Thankfully, the guitar has since been returned to the Harrison Estate and the Rosewood Tele has been restored. Here’s a photo of Dhani Harrison in 2012 with the original Fender second guitar from left:
And here he is playing it:
Here’s an example of the reverence in which this guitar is now held – Josh Homme is invited to play the one-off, 1968 original:
Record Store Day is returning to ‘normal’ this year. Well, as much as is possible in these strange times.
It will be on Saturday April 23, but the organisers are proactively trying to avoid disappointment by also designating an ‘RSD Drops’ date on June 18. That date will serve as a safety net for titles that for any number of reasons don’t make it into stores on April 23.
The US Record Store 2022 Day List includes titles that are coming to record stores on Record Store Day in April and those that will be coming in June. As they become aware of issues for any specific title, that title will move to the RSD Drops date – and you’ll see that on the List on the website.
Two titles of most interest to us here are a lovely translucent ice blue vinyl 12″ single from the Dark Horse Records label:
‘I Am Missing You’/’Lust’ by was the first ever single released on Dark Horse in 1974. It is taken from the George Harrison-produced album Shankar Family ૐ Friends, which itself is due for an audiophile vinyl re-press some time later this year. The 12″ single will be limited to 2700 copies.
There are also reports of a Paul McCartney release. This is mentioned on the UK Record Store Day site only so far and is apparently a 12″ single of the song ‘Women and Wives’ from his McCartney III album backed with the same song performed by St Vincent found on the McCartney III Imagined version of the album.

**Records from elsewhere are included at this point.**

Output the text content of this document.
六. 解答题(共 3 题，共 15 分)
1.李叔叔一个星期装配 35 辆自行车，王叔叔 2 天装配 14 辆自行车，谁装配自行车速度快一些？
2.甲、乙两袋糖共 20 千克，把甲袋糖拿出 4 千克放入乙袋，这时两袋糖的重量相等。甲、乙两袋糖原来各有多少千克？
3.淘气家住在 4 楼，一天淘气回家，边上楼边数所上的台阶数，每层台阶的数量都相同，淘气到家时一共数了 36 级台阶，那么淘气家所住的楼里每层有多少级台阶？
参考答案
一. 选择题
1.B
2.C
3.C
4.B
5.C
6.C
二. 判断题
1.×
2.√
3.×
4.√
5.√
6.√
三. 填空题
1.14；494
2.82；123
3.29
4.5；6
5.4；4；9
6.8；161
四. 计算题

UPDATE (3 March, 2022): It seems this McCartney 12″ is to be crowned Record Store Day’s inaugural Song of the Year. For its 15th birthday, RSD is instituting a new tradition: the Song of the Year Single. ‘Women and Wives’ will get a one-time worldwide run of 3000 numbered copies on June 18:
The other title on the RSD 2022 list is a translucent orange and a translucent blue re-issue of Ringo Starr’sRingo the 4th LP.
Ringo the 4th will come in a gatefold cover, and both colours will be limited to 1000 copies. (Thanks to The Daily Beatle for the images). This Ringo album has been re-issued previously in the US on red vinyl, and also on gold vinyl, in 2020.